Schmerz (Kiefergelenk)

Chronische Gesichtsschmerzen können viele Ursachen haben. Betroffene sind daher oftmals verunsichert, welche Therapie Abhilfe schaffen kann. Als doppelapprobierter Humanmediziner und Zahnarzt ist der MKG-Chirurg der Hautansprechpartner bei Beschwerden im Mund, Kiefer- und Gesichtsbereich.
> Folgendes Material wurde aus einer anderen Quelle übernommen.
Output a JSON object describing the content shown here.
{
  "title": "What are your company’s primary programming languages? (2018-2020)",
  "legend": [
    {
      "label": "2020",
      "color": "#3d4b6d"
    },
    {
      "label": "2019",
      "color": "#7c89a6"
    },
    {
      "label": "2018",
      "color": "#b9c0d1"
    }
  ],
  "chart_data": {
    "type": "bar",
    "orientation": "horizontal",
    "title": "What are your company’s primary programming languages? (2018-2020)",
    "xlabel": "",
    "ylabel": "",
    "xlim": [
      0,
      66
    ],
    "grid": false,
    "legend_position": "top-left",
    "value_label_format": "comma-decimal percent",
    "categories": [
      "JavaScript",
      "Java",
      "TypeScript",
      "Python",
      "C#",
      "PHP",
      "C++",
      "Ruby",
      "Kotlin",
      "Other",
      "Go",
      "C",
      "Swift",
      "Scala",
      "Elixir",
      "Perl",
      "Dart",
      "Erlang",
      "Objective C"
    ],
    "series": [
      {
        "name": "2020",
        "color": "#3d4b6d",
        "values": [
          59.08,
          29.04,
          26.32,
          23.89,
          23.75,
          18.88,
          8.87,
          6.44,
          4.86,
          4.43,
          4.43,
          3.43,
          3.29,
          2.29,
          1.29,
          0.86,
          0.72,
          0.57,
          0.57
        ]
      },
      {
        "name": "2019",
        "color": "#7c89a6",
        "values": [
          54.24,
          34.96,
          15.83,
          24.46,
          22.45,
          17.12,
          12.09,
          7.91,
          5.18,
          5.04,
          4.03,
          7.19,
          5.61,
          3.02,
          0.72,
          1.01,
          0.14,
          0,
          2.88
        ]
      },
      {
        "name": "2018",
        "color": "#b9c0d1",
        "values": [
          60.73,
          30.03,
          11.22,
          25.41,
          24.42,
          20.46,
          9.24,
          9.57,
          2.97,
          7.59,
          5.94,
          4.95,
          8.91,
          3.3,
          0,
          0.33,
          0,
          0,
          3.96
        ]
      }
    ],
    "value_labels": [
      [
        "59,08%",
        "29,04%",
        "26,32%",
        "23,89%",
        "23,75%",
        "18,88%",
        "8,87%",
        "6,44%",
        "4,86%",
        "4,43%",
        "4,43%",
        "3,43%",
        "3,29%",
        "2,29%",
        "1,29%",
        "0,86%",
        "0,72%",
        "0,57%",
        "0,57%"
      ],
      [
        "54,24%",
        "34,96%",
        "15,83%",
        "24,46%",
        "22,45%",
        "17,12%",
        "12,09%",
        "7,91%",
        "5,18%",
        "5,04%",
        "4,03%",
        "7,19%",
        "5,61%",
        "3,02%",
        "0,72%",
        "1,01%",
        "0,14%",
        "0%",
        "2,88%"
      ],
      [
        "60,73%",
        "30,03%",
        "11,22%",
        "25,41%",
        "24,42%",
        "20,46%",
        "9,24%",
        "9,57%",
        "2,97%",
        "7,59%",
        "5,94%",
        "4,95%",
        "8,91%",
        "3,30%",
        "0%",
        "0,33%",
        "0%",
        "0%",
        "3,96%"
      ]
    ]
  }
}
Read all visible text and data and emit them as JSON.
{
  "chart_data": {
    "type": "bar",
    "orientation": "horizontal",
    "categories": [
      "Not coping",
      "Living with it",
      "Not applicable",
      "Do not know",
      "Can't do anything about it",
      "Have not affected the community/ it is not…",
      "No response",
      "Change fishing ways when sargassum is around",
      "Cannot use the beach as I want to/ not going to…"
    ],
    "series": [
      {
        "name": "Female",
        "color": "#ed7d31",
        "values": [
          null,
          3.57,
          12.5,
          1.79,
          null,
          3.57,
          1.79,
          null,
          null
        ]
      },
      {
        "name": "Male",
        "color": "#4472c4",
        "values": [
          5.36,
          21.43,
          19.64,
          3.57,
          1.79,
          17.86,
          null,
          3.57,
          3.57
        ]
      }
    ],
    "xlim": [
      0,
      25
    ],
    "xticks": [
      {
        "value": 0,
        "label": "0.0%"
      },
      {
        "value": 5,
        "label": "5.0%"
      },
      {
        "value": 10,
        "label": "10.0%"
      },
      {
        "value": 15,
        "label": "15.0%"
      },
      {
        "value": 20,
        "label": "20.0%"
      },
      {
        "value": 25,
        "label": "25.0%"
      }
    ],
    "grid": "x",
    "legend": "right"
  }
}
Dank hochmoderner bildgebender Verfahren ist er in der Lage, eine präzise Indikation zu stellen und für jeden Patienten ein individuelles Behandlungskonzept zu erarbeiten.

Unfallchirurgie

Verletzungen des Kopfbereiches gehören in die Hände eines erfahrenen Spezialisten für Mund-Kiefer- und Gesichtschirurgie. Eine fehlende oder unsachgemäße Notfallversorgung kann zu Asymmetrien des Gesichtes oder langfristigen Fehlfunktionen, wie Gelenkbeschwerden, Sensibilitätsdefiziten, Bissstörungen oder Doppel­bildsehen, führen. Selbst kleinste Fehler können durch die enge Nachbarschaft zur Halswirbelsäule und den Atemwegen schwerwiegende, gar lebensbedrohliche Komplikationen auslösen. Eine mund-, kiefer- und gesichtschirurgische Praxis verfügt über alle notwendigen diagnostischen Instrumente und spezielle bildgebende Verfahren zur Durchführung umfangreicher Untersuchungen. So kann Ihr MKG-Chirurg Sie im Notfall schnell und risikoarm versorgen.

Zahn-Implantologie

Zahnverlust geht nicht nur mit ästhetischen, sondern vor allem mit funktionellen Einschränkungen einher. Wird ein leerstehendes Zahnfach nicht rechtzeitig versorgt, bildet sich der Kieferknochen an der betroffenen Stelle zurück. Der fortschreitende Knochenabbau kann langfristig zu einer Fehl- oder Überbelastung der Kiefer führen. Eine beeinträchtigte Kieferfunktion wiederum kann eine ganze Kaskade körperlicher Beschwerden in Gang setzen. Daher ist eine zügige Versorgung mit Zahnersatz äußerst wichtig. Eine bequeme und ästhetisch anspruchsvolle Lösung stellen die Zahn-Implantate dar. Diese werden anstelle des fehlenden Zahns in den Kieferknochen eingebracht. Nach einer mehrmonatigen Einheilungszeit können die künstlichen Zahnwurzeln mit einzelnen Kronen, Brücken oder vollständigen Zahnreihen versorgt werden. Auf diese Weise erhalten die Patienten ihr verloren geglaubtes Lächeln zurück und können auch bei festen Speisen wieder kraftvoll zubeißen.